The Role
As a Member of Technical Staff, you will lead the implementation and scaling of core model architectures. You sit at the intersection of mathematical research and high-performance engineering, responsible for turning theoretical world-model hypotheses into robust, industrial-grade reality.
You own the bridge between "it works on paper" and "it works at scale." You have a deep understanding of the deep learning stack and are capable of contributing to the architectural design, implementation, and verification of models that predict the evolution of the physical world.
Job Responsibilities
- Area: Implementation and evolution of core model architectures, ensuring algorithmic designs are optimized for large-scale execution.

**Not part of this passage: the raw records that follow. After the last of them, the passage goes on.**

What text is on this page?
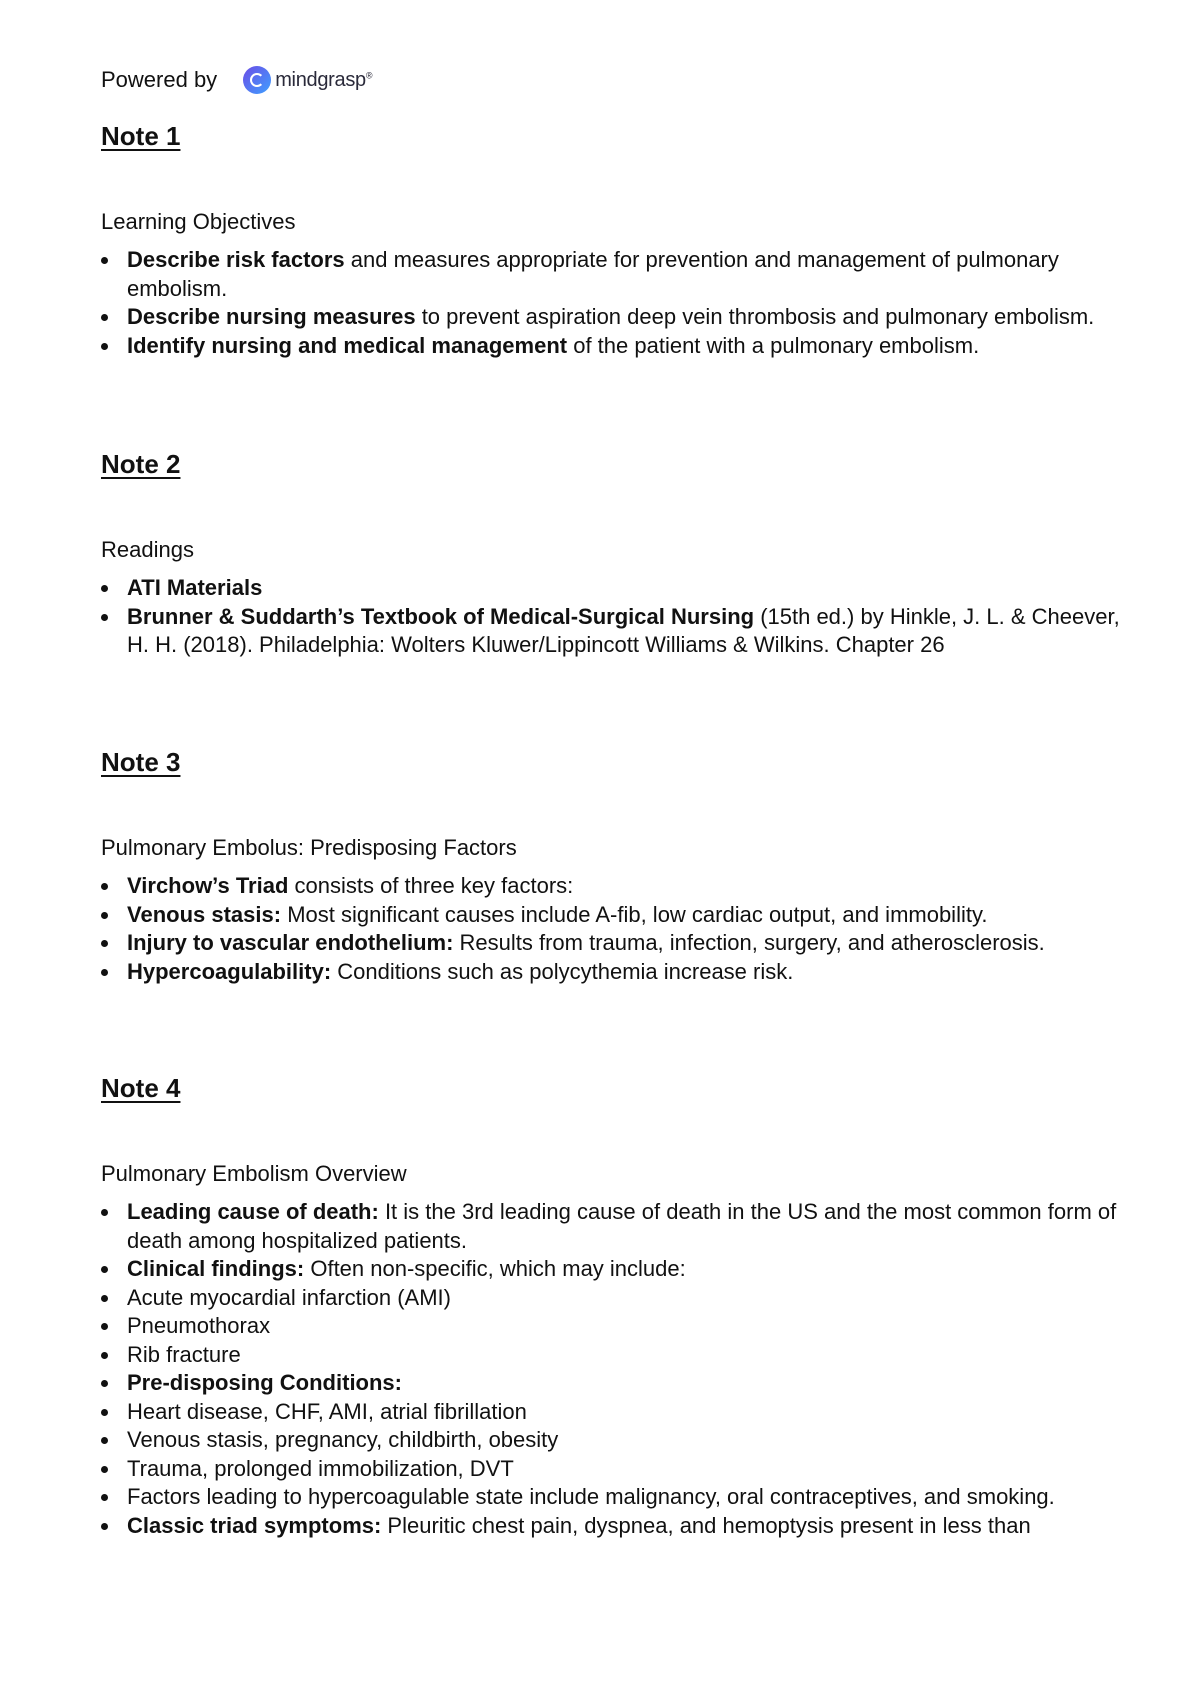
Powered by	mindgrasp®
Note 1
Learning Objectives
Describe risk factors and measures appropriate for prevention and management of pulmonary embolism.
Describe nursing measures to prevent aspiration deep vein thrombosis and pulmonary embolism.
Identify nursing and medical management of the patient with a pulmonary embolism.
Note 2
Readings
ATI Materials
Brunner & Suddarth’s Textbook of Medical-Surgical Nursing (15th ed.) by Hinkle, J. L. & Cheever, H. H. (2018). Philadelphia: Wolters Kluwer/Lippincott Williams & Wilkins. Chapter 26
Note 3
Pulmonary Embolus: Predisposing Factors
Virchow’s Triad consists of three key factors:
Venous stasis: Most significant causes include A-fib, low cardiac output, and immobility.
Injury to vascular endothelium: Results from trauma, infection, surgery, and atherosclerosis.
Hypercoagulability: Conditions such as polycythemia increase risk.
Note 4
Pulmonary Embolism Overview
Leading cause of death: It is the 3rd leading cause of death in the US and the most common form of death among hospitalized patients.
Clinical findings: Often non-specific, which may include:
Acute myocardial infarction (AMI)
Pneumothorax
Rib fracture
Pre-disposing Conditions:
Heart disease, CHF, AMI, atrial fibrillation
Venous stasis, pregnancy, childbirth, obesity
Trauma, prolonged immobilization, DVT
Factors leading to hypercoagulable state include malignancy, oral contraceptives, and smoking.
Classic triad symptoms: Pleuritic chest pain, dyspnea, and hemoptysis present in less than
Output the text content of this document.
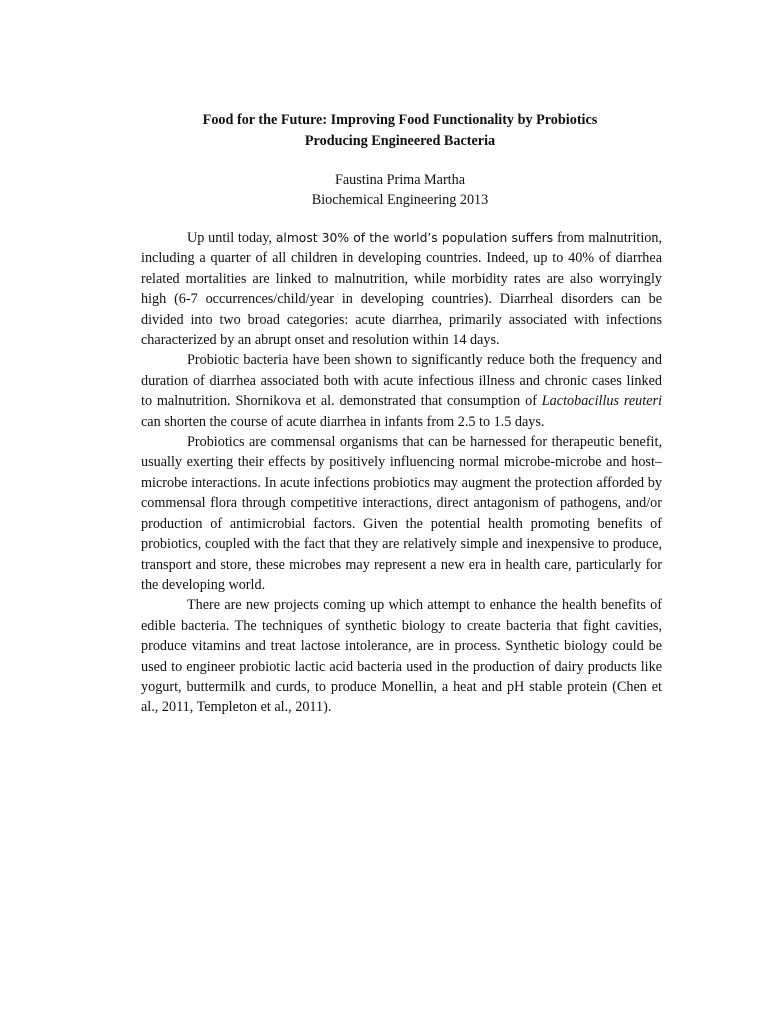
Food for the Future: Improving Food Functionality by Probiotics
Producing Engineered Bacteria

Faustina Prima Martha
Biochemical Engineering 2013

Up until today, almost 30% of the world’s population suffers from malnutrition, including a quarter of all children in developing countries. Indeed, up to 40% of diarrhea related mortalities are linked to malnutrition, while morbidity rates are also worryingly high (6-7 occurrences/child/year in developing countries). Diarrheal disorders can be divided into two broad categories: acute diarrhea, primarily associated with infections characterized by an abrupt onset and resolution within 14 days.

Probiotic bacteria have been shown to significantly reduce both the frequency and duration of diarrhea associated both with acute infectious illness and chronic cases linked to malnutrition. Shornikova et al. demonstrated that consumption of Lactobacillus reuteri can shorten the course of acute diarrhea in infants from 2.5 to 1.5 days.

Probiotics are commensal organisms that can be harnessed for therapeutic benefit, usually exerting their effects by positively influencing normal microbe-microbe and host–microbe interactions. In acute infections probiotics may augment the protection afforded by commensal flora through competitive interactions, direct antagonism of pathogens, and/or production of antimicrobial factors. Given the potential health promoting benefits of probiotics, coupled with the fact that they are relatively simple and inexpensive to produce, transport and store, these microbes may represent a new era in health care, particularly for the developing world.

There are new projects coming up which attempt to enhance the health benefits of edible bacteria. The techniques of synthetic biology to create bacteria that fight cavities, produce vitamins and treat lactose intolerance, are in process. Synthetic biology could be used to engineer probiotic lactic acid bacteria used in the production of dairy products like yogurt, buttermilk and curds, to produce Monellin, a heat and pH stable protein (Chen et al., 2011, Templeton et al., 2011).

- Ownership: The technical performance and predictive fidelity of the World Model throughout the training and evaluation lifecycle.
- Focus: Developing high-performance implementations of complex architectures (e.g., Diffusion, Transformers, SSMs) and optimizing the training dynamics required for long-horizon rollouts.
- Operations: Establishing "Scientific Engineering" standards—creating the diagnostic tools and instrumentation that ensure every training run provides maximum insight and reproducible results.
Minimum Qualifications
- Extensive experience in software engineering for deep learning R&D teams.
- Expert-level experience implementing and optimizing large-scale generative model architectures.
- Expert with Python and C++ / Rust.
Preferred Qualifications
- Proof of outstanding contribution to open-source libraries for model implementation or research frameworks.
- Peer-reviewed research contribution in deep learning (from a AAA conference) with a focus on model architecture or training efficiency.
- Experience with hardware-aware implementation (e.g., Triton or low-level kernel optimization).